Correction: Yesterday’s entry inadvertently turned ex-candidate Huntsman into a four-letter word. His first name is Jon. The h is absent, not silent. I apologize for the error.

2020

Notwithstanding the fact that he was only the second-best looking Mormon in the race and was trailing even Stephen Colbert in the South Carolina polls, Jon Huntsman’s decision to drop out of the Republican primary is largely due to the reaction to his August tweet: "I believe in evolution and trust scientists on global warming. Call me crazy." The second sentence makes clear that he knew what was coming, and that perhaps it was crazy to go public with such bizarre beliefs. But do we really want a president who does not believe in evolution and maintains that global warming is a hoax? So, what does the probable candidate say on the matter? Virtually nothing. Only three issues appear on Mitt Romney’s website: Jobs, Healthcare and Foreign Policy. But scroll down under Jobs, and you come to this: “Amend Clean Air Act to exclude carbon dioxide from its purview.” Short-term economic growth once again trumps long-term environmental health.

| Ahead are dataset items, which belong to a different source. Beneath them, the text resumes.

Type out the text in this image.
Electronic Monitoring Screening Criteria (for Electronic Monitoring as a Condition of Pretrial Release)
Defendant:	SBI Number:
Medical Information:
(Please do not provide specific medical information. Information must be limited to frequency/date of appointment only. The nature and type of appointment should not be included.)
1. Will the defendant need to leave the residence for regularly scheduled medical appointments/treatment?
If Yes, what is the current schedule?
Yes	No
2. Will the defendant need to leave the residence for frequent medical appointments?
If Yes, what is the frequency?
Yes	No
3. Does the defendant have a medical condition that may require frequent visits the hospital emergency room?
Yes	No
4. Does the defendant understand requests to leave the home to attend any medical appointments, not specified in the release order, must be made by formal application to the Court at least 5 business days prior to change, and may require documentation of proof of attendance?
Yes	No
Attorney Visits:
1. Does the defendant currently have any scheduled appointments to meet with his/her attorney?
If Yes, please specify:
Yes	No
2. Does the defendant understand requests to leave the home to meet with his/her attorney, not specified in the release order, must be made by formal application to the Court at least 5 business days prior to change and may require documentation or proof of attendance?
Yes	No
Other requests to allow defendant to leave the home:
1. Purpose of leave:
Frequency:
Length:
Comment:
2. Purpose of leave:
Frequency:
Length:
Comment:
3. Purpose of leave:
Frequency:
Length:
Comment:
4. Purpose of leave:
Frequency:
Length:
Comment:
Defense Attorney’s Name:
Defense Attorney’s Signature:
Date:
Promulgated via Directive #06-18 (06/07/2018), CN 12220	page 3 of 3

An old friend of mine, a businessman who has been deeply involved in the issue, told me recently that the scientific consensus is zeroing in on 2020 as the critical year in global climate efforts. “After 2020,” he said, “it’s game over.”

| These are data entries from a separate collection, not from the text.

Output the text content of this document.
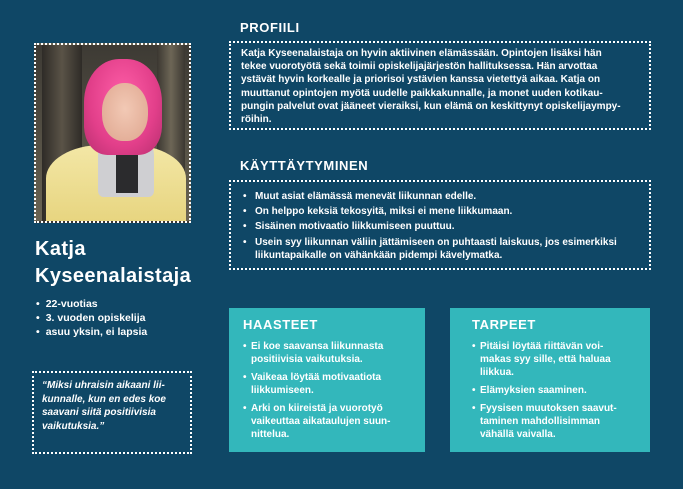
Katja
Kyseenalaistaja
• 22-vuotias
• 3. vuoden opiskelija
• asuu yksin, ei lapsia
“Miksi uhraisin aikaani lii-
kunnalle, kun en edes koe
saavani siitä positiivisia
vaikutuksia.”
PROFIILI
Katja Kyseenalaistaja on hyvin aktiivinen elämässään. Opintojen lisäksi hän
tekee vuorotyötä sekä toimii opiskelijajärjestön hallituksessa. Hän arvottaa
ystävät hyvin korkealle ja priorisoi ystävien kanssa vietettyä aikaa. Katja on
muuttanut opintojen myötä uudelle paikkakunnalle, ja monet uuden kotikau-
pungin palvelut ovat jääneet vieraiksi, kun elämä on keskittynyt opiskelijaympy-
röihin.
KÄYTTÄYTYMINEN
• Muut asiat elämässä menevät liikunnan edelle.
• On helppo keksiä tekosyitä, miksi ei mene liikkumaan.
• Sisäinen motivaatio liikkumiseen puuttuu.
• Usein syy liikunnan väliin jättämiseen on puhtaasti laiskuus, jos esimerkiksi
liikuntapaikalle on vähänkään pidempi kävelymatka.
HAASTEET
• Ei koe saavansa liikunnasta
positiivisia vaikutuksia.
• Vaikeaa löytää motivaatiota
liikkumiseen.
• Arki on kiireistä ja vuorotyö
vaikeuttaa aikataulujen suun-
nittelua.
TARPEET
• Pitäisi löytää riittävän voi-
makas syy sille, että haluaa
liikkua.
• Elämyksien saaminen.
• Fyysisen muutoksen saavut-
taminen mahdollisimman
vähällä vaivalla.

In 2020 my granddaughter, Calliope, will be 10 years old.

King

In the winter of 1963, at a small boarding school for boys in rural Massachusetts, a visitor came for the weekend. He gave a talk on Friday evening, spent Saturday in class and at meals with the students, and preached on Sunday in the majestic stone chapel that dominates the campus. He started slowly, almost quietly, before falling into the rhythms and phrasing of his own Baptist tradition. He ignored whatever notes he had and became a vessel for his rich stentorian voice, which reverberated off the chapel walls and summoned the 200 boys to help build a just society. His name was Martin Luther King, Jr., and I had never heard anything like that sermon. There had been a handful of black students at the school since the early 1950s, which was unusual in itself, for most of us had grown up in a world in which Stepin Fetchit and Rastus were not so much vicious stereotypes as insidiously benign jokes. They were how we were taught to view a people about whose lives we knew nothing. A lot happened in 1963. King led the March on Washington that summer. President Kennedy was assassinated in November. Some say that marked the end of the dream. But I don’t think so. You can tell a lot about where people stand today by how they remember the 1960s. To me it was a time of hope and courage, of stirring calls to join hands across deep divides. A lot of people have tried to kill the dream and those who espouse it. They may yet succeed. But I believe that King’s vision, which calls us back to Lincoln’s vision at Gettysburg and Jefferson’s in Philadelphia, is the American Dream we must revive.

Aging

I was planning to write about Christy Whitman’s comment that if legislation irritates both extremes, it’s probably a good bill. That will have to wait because my computer disappeared at the airport. I got to the gate with plenty of time to write, took the computer out of my backpack, put it down, and got briefly distracted. Ready to work, I went to get my computer . . . It wasn’t in the pack. I looked all around. No computer. I remembered putting it in the tray at security, but after that. . . ? My entire professional life is on that computer, so I raced back to security. They looked high and low. No computer. Now they’re concerned because somewhere in the airport is a black box that someone might mistake for a bomb. I’m concerned because whoever stole it now has access to my bank account. I report it to the police, who look at me skeptically. “How old are you?” one asks. “Sixty-six,” I reply, suddenly not quite sure. Then it dawned on me: they think I’m senile. “What’s your phone number?” I pause – just briefly – is the prefix 563 or 963? They smile. I fill out a report and return to the gate, where boarding is almost complete, but I give it one more shot . . . and under the seat, upside down, blending in with the carpet, is my Mac. I’m relieved, of course, but I worry about these things.